En revanche, « le travail est moins flexible », observe Camille Krier. Certes, on reste plus facilement à domicile. 5% des enquêtés disent avoir « télétravaillé exceptionnellement » un jour de canicule. Parmi eux, on compte une majorité de cadres. Mais l’enquête montre aussi qu’une partie des salariés préfèrent se rendre sur leur lieu de travail, alors qu’ils étaient autorisés à rester chez eux. La chaleur est sans doute plus facile à supporter dans un bureau climatisé que dans une pièce obscure du domicile, mal aérée et sous les toits.

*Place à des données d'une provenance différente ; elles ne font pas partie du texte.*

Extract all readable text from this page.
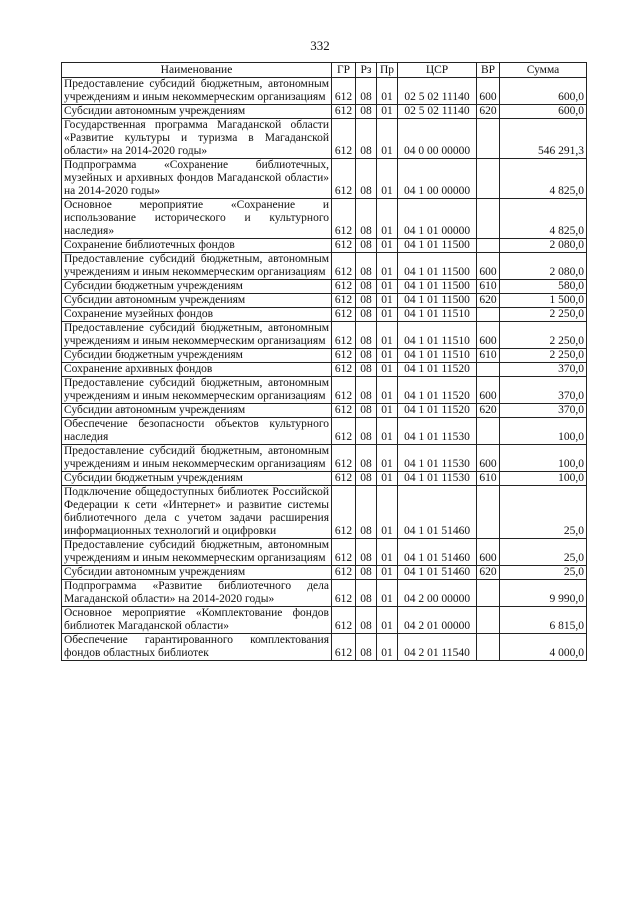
332
Наименование	ГР	Рз	Пр	ЦСР	ВР	Сумма
Предоставление субсидий бюджетным, автономным учреждениям и иным некоммерческим организациям	612	08	01	02 5 02 11140	600	600,0
Субсидии автономным учреждениям	612	08	01	02 5 02 11140	620	600,0
Государственная программа Магаданской области «Развитие культуры и туризма в Магаданской области» на 2014-2020 годы»	612	08	01	04 0 00 00000		546 291,3
Подпрограмма «Сохранение библиотечных, музейных и архивных фондов Магаданской области» на 2014-2020 годы»	612	08	01	04 1 00 00000		4 825,0
Основное мероприятие «Сохранение и использование исторического и культурного наследия»	612	08	01	04 1 01 00000		4 825,0
Сохранение библиотечных фондов	612	08	01	04 1 01 11500		2 080,0
Предоставление субсидий бюджетным, автономным учреждениям и иным некоммерческим организациям	612	08	01	04 1 01 11500	600	2 080,0
Субсидии бюджетным учреждениям	612	08	01	04 1 01 11500	610	580,0
Субсидии автономным учреждениям	612	08	01	04 1 01 11500	620	1 500,0
Сохранение музейных фондов	612	08	01	04 1 01 11510		2 250,0
Предоставление субсидий бюджетным, автономным учреждениям и иным некоммерческим организациям	612	08	01	04 1 01 11510	600	2 250,0
Субсидии бюджетным учреждениям	612	08	01	04 1 01 11510	610	2 250,0
Сохранение архивных фондов	612	08	01	04 1 01 11520		370,0
Предоставление субсидий бюджетным, автономным учреждениям и иным некоммерческим организациям	612	08	01	04 1 01 11520	600	370,0
Субсидии автономным учреждениям	612	08	01	04 1 01 11520	620	370,0
Обеспечение безопасности объектов культурного наследия	612	08	01	04 1 01 11530		100,0
Предоставление субсидий бюджетным, автономным учреждениям и иным некоммерческим организациям	612	08	01	04 1 01 11530	600	100,0
Субсидии бюджетным учреждениям	612	08	01	04 1 01 11530	610	100,0
Подключение общедоступных библиотек Российской Федерации к сети «Интернет» и развитие системы библиотечного дела с учетом задачи расширения информационных технологий и оцифровки	612	08	01	04 1 01 51460		25,0
Предоставление субсидий бюджетным, автономным учреждениям и иным некоммерческим организациям	612	08	01	04 1 01 51460	600	25,0
Субсидии автономным учреждениям	612	08	01	04 1 01 51460	620	25,0
Подпрограмма «Развитие библиотечного дела Магаданской области» на 2014-2020 годы»	612	08	01	04 2 00 00000		9 990,0
Основное мероприятие «Комплектование фондов библиотек Магаданской области»	612	08	01	04 2 01 00000		6 815,0
Обеспечение гарантированного комплектования фондов областных библиотек	612	08	01	04 2 01 11540		4 000,0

« Heureusement, il y a une bonne nouvelle ! », s’exclame Nicolas Louvet. Car un tiers des sondés précisent que la chaleur les amène à décaler certaines activités à une heure moins chaude de la journée, en les devançant pour 20% d’entre eux ou en les retardant pour 12%. Ces décalages limitent les embouteillages ainsi que l’encombrement des transports publics matin et soir. Justement, cela fait longtemps que le « lissage des heures de pointe » est présenté par les opérateurs comme une solution à la saturation des transports. A Rennes, depuis 2012, l’université décale d’un quart d’heure le début des cours d’une partie des étudiants, ce qui produit une légère désaturation du métro. Mais l’expérience demeure isolée. Or, « l’enquête montre qu’un tiers des gens sont capables, dix jours par an au moins, de changer leurs habitudes », affirme Nicolas Louvet. Un constat qui pourrait être exploité par d’autres collectivités et employeurs.

L’impact de chaleur sur les mobilités ne se limite pas aux comportements humains. Les températures élevées « pèsent sur les infrastructures ferroviaires, endommagent les caténaires et menacent le parallélisme des rails », indique Pierre Aubouin, directeur du département infrastructures et mobilités de la Banque des territoires. Cette perspective doit conduire les opérateurs de réseaux à « des travaux préventifs » et donc à « une réduction de l’offre » de mobilité, précise le spécialiste.

La route n’est pas épargnée. A plus de 45 degrés, vite atteints en plein soleil et alors que le revêtement chauffe sous les roues des véhicules, les enrobés commencent à fondre, « et ça vaut pour les pistes des aéroports ». Le spécialiste évoque également la situation de Phoenix, en Arizona, où la température n’est pas descendue au-dessous de 41 degrés pendant un mois, en juillet 2023 : « l’opérateur Transdev, en charge du réseau de bus, précise que les gens ne tiennent pas plus de 5 minutes aux arrêts ». Faut-il les climatiser ? Enfin, pour limiter l’impact des fortes chaleurs, Pierre Aubouin conseille de « peindre les bus, et les rails de chemin de fer, en blanc ». Pour supporter les fortes chaleurs, il va falloir s’adapter.